El camino no ha sido sencillo, piezas de un puzle que empezó en Benidorm, donde realizaron la primera concentración, para pasar por Avilés, Copenhague y cruzar el mundo hasta Palmerston North, Wellington y Auckland de Nueva Zelanda; la Copa la alzaron ayer finalmente en Sídney.

“Nau Mai Peina” (Bienvenida España) se leía en un gran cartel y en lengua maorí en la Universidad Massey de Palmerston, campo base de la selección. Pero el saludo fue, más bien, el frío y la lluvia, además de las dobles sesiones —por la mañana sobre el césped y por la tarde en el gimnasio— hasta que comenzó el torneo. “La verdad es que odiamos un poco a Blanca [Romero, la preparadora física] al principio, pero luego lo hemos agradecido mucho”, admitía Laia Codina. Porque esa insistencia por reforzar lo físico las ha llevado hasta el título.
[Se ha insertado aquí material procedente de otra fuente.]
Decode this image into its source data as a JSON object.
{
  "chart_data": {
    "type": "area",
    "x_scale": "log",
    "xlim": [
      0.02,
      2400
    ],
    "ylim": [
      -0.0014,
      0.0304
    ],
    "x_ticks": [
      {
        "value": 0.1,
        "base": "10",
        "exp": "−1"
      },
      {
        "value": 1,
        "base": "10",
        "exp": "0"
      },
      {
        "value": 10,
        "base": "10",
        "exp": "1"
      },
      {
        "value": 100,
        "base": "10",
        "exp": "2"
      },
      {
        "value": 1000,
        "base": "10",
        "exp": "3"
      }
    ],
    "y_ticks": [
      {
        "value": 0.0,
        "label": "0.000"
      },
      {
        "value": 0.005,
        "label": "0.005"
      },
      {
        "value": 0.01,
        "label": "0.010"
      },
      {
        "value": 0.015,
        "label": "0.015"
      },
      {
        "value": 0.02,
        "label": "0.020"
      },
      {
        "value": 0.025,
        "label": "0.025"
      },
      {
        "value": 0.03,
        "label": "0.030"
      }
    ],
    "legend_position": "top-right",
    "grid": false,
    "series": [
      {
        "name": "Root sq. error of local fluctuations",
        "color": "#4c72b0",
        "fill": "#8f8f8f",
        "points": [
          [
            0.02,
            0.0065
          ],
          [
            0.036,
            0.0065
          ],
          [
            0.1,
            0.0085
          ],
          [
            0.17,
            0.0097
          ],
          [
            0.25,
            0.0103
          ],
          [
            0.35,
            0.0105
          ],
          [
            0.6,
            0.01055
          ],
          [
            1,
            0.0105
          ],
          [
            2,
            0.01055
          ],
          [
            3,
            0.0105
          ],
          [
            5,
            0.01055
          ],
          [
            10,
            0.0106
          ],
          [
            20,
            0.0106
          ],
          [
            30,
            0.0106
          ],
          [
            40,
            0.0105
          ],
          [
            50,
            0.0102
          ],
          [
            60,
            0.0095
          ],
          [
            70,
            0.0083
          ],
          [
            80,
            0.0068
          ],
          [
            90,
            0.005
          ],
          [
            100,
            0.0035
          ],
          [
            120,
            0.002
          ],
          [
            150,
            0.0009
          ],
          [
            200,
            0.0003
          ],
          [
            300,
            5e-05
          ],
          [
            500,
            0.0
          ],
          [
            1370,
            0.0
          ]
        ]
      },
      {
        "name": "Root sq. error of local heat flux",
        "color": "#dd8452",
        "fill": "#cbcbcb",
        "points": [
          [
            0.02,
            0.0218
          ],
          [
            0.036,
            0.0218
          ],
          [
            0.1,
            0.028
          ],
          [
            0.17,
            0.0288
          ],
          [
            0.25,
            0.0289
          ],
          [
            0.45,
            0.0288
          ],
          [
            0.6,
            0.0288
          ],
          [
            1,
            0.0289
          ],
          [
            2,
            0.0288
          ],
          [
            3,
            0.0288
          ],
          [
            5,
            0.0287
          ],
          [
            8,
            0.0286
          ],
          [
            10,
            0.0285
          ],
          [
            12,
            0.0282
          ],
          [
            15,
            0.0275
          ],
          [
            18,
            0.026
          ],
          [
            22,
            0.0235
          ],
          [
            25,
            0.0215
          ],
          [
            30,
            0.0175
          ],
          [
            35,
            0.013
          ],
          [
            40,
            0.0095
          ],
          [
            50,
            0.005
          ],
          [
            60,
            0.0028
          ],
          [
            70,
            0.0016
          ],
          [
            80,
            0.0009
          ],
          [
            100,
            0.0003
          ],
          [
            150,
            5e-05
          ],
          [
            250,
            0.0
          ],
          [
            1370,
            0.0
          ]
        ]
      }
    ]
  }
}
El pitido inicial se dio ante Costa Rica (3-0), duelo en el que España explicó que no se negocia con su identidad de amasar el esférico, pero que tenía un abanico de recursos, como sacar 70 centros para rematar el juego en el área rival, momento también en el que Salma Paralluelo se mostró al planeta fútbol. Después desfiló por la pasarela Zambia (5-0) y el plan varió, pues se buscaron con acierto los espacios entre las líneas para que Jenni Hermoso mostrara que es una futbolista que juega con sombrero de copa. Aunque el sendero también fue sinuoso porque Japón y su bloque bajo fueron una bofetada a la contra y sin igual (0-4). Pero se recompuso la Roja, con genio y carácter.

Para llegar al laurel quedaba un buen trecho. España nunca había logrado superar una eliminatoria en un gran torneo. Suiza era la primera piedra, una que resquebrajaron con buen fútbol (5-1), ese que destila Aitana para ser el marcapasos de la selección, ese que conjugaron todas porque la alegría había vuelto al vestuario, también la confianza, y hasta el reguetón o la canción Está por venir de Elena Farga, hecha para el Mundial y que escuchaban en el autocar antes de los partidos.

Como contra Holanda en cuartos (2-1 en la prórroga), ya asentada la revolución de Vilda, con Cata de portera en detrimento de Misa, que jugó hasta acabar la fase de grupos. En semis, de nuevo en los compases postreros, de nuevo con Salma como atleta con botas y estilete, se apuntó a la historia. “¡Estamos en la puta final del Mundial!”, gritaba Jenni mientras Vilda, orgulloso, repetía que su equipo tenía a 23 Balones de Oro, todas con minutos en el torneo a excepción de la tercera portera Enith Salón, todo profesionalidad y compañerismo.

Y llegó Inglaterra, fútbol directo y de segundas jugadas, con Hemp con el gancho y la caña preparada. Pero la Roja desnaturalizó al conjunto dirigido por la magnífica Weigman, bloque junto y equipo de pe a pa, también con las manoplas de Cata. España, que lo había ganado todo en el último lustro en las categorías inferiores —siete Eurocopas y tres Mundiales—, necesitaba dar el salto. Ninguno más grande que este, estrella en el escudo, gloria perenne.